On April 14, 2010, in an important opinion that issued in the investigation named Certain Coaxial Cable Connectors and Components Thereof and Products Containing the Same, Inv. No. 337-TA-650, Comm’n. Op. (2010), the U.S. International Trade Commission (ITC) determined that litigation activities directly related to licensing of patent(s) at issue may be used to help to satisfy the economic prong of the domestic industry requirement of section 337(a) of the Tariff Act of 1930. In its opinion, the ITC emphasized that patent infringement activities alone (i.e., such activities that are not related to engineering, research and development, or licensing), do not satisfy the requirements of the economic prong, but litigation activities—including patent infringement lawsuits—may satisfy the economic prong if a complainant can prove that such activities are related to licensing activities that pertain to the patent(s) at issue, and can document the associated costs.

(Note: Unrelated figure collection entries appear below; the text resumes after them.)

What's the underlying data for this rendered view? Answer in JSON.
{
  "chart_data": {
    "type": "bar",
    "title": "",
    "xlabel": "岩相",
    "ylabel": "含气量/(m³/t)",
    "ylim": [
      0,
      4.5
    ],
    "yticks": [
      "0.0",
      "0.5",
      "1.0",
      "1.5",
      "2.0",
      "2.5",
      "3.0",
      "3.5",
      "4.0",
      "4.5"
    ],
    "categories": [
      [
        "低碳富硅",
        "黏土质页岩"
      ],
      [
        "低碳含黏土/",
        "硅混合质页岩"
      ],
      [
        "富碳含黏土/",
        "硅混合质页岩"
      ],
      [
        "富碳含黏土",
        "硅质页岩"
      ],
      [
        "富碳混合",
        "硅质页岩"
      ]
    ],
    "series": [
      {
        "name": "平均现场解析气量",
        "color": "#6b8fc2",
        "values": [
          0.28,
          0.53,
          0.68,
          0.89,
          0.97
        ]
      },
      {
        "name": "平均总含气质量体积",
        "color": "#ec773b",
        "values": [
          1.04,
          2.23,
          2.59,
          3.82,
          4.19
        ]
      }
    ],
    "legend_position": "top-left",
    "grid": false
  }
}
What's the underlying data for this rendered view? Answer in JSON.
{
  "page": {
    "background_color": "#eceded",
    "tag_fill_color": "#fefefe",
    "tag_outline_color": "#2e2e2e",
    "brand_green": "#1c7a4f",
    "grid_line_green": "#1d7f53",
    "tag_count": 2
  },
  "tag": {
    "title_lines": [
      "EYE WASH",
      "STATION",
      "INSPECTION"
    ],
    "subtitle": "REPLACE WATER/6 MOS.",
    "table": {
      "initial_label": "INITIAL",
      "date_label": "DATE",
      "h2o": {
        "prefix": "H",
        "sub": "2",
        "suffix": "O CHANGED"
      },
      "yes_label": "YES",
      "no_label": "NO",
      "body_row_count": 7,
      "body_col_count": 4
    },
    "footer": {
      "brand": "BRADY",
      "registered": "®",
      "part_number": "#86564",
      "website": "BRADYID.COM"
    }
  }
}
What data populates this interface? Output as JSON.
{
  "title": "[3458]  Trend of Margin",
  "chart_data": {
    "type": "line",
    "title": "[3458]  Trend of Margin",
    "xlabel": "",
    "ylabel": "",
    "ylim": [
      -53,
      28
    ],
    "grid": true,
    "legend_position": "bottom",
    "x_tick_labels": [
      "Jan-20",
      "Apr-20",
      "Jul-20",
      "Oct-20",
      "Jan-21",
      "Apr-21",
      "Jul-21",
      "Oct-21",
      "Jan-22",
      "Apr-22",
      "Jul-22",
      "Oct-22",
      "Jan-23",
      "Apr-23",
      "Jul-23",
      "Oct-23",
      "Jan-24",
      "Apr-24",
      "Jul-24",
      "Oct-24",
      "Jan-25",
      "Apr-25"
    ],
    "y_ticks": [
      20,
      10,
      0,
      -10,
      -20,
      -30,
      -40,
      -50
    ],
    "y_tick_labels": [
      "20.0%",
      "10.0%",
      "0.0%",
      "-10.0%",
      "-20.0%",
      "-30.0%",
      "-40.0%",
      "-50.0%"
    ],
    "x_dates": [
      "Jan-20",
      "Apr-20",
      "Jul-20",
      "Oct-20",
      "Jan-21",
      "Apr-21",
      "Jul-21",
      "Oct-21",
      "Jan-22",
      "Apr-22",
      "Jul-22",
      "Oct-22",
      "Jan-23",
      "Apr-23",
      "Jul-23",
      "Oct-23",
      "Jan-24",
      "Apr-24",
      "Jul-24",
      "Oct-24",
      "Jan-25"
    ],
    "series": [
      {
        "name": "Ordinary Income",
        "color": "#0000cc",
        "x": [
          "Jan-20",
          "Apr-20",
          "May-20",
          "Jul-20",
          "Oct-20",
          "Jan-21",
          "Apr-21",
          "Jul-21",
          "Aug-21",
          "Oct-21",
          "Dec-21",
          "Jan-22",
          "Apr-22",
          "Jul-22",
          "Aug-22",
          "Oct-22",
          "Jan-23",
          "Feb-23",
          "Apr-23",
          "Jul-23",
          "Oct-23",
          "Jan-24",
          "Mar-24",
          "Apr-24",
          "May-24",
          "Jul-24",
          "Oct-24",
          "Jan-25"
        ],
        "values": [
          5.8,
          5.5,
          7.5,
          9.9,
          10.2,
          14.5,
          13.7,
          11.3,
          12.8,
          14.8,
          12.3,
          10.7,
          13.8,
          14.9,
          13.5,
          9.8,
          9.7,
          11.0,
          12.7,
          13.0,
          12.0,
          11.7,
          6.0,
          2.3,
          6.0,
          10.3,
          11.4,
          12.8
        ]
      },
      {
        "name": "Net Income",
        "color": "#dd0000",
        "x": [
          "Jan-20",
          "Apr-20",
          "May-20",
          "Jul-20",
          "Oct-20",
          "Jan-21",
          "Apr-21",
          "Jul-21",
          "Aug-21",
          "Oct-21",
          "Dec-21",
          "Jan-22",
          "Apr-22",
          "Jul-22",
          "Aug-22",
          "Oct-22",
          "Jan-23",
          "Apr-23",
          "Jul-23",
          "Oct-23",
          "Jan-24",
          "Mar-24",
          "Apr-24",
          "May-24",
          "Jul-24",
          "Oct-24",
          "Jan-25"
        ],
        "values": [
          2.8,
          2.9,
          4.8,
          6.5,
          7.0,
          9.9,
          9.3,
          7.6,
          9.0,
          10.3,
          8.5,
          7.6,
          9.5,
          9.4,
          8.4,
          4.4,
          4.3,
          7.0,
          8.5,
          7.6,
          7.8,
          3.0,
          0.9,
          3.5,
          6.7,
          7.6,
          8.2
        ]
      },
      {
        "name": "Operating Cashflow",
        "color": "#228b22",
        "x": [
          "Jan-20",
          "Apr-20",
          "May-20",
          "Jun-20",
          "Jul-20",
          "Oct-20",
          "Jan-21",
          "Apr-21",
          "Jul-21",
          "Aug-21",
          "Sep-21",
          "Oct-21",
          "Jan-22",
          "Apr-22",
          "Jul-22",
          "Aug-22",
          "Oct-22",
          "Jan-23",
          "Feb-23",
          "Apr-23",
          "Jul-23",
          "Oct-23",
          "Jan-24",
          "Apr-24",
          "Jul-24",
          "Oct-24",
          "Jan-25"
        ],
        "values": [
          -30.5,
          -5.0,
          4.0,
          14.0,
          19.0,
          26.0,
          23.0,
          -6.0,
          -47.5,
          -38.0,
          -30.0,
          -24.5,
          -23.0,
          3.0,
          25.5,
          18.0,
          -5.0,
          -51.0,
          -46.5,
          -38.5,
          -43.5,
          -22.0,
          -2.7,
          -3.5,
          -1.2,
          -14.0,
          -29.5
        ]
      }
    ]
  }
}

In a proceeding by the ITC where an exclusionary order is sought under Section 337, barring the importation of certain products found to infringe one or more claims of a valid patent, the ITC must find, among other things, that the complainant has a “domestic industry” in the U.S. for the products to-bebarred. 19 U.S.C. § 1337(a)(2). A finding of domestic industry requires the satisfaction of technical and economic “prongs.” The technical prong requires that the complainant establish that an industry practices at least one claim of a patent(s)-at-issue, whereas the economic prong requires the complainant to establish that an industry exists or is being established.

With respect to the economic prong, section 337(a)(3)(C) states that “an industry in the United States shall be considered to exist if there is in the United States . . . substantial investment in . . . exploitation [of the patent], including engineering, research and development, or licensing.” In its opinion in Certain Coaxial Cable Connectors, the ITC declined to determine that patent infringement litigation activities taken alone constitute “exploitation” under the section 337(a)(3)(C) because, as the ITC reasoned, such a determination would render the domestic industry requirement a nullity. The ITC further determined that allowing patent infringement litigation activities, standing alone, to constitute a domestic industry would place the bar for establishing a domestic industry so low as to effectively render it meaningless. The ITC did conclude, however, that licensing is an activity that is clearly within the realm of “exploitation” as contemplated by section 337(a)(3)(C), but the issue it must determine is whether litigation activities that are related to licensing may be considered exploitation.

The ITC first reasoned that the word “licensing” in section 337(a)(3)(C) suggests the “exploitation” of a patent in a manner similar to “engineering” and “research and development.” Furthermore, the ITC reasoned that “Congress contemplated that the domestic industry requirement would cover entities such as ‘universities and other intellectual property owners who engage in extensive licensing of their [patent] rights to manufacturers,’” and that the licensing provision was added to the domestic industry requirement in 1988 in order to overcome a Commission decision (see, Certain Products with Gremlin Character Descriptions, Inv. No. 337-TA-201, Comm’n. Op. (1986)) where a licensor was unable to show a then-existing injury requirement, notwithstanding that the licensees were able to do so.

The ITC concluded that in order to establish that a substantial investment in exploitation of the patent has occurred through licensing, a complainant must prove that each asserted activity is related to licensing, and that licensing activities pertain to the particular patent(s)-at-issue. Such activities may include, among other things, drafting and sending cease-and-desist letters, filing and conducting a patent infringement litigation, conducting settlement negotiations, and negotiating, drafting, and executing a license. The mere execution of a license does not necessarily capture all prior expenditures to establish a substantial investment in the exploitation of the patent(s)-at-issue, but a complainant must clearly link each activity to licensing efforts concerning the asserted patents.

Finally, when determining whether litigation activities related to licensing satisfy the economic prong, the ITC held that it may take into account certain factors, such as (1) the type of activity; (2) the relationship between the activity, licensing, and the patent-at-issue; (3) the amount of the investment; and (4) whether the activity is of a type that Congress explicitly indicated may establish a domestic industry (for example, activities that encourage practical applications of the invention or bring the patent technology to the market).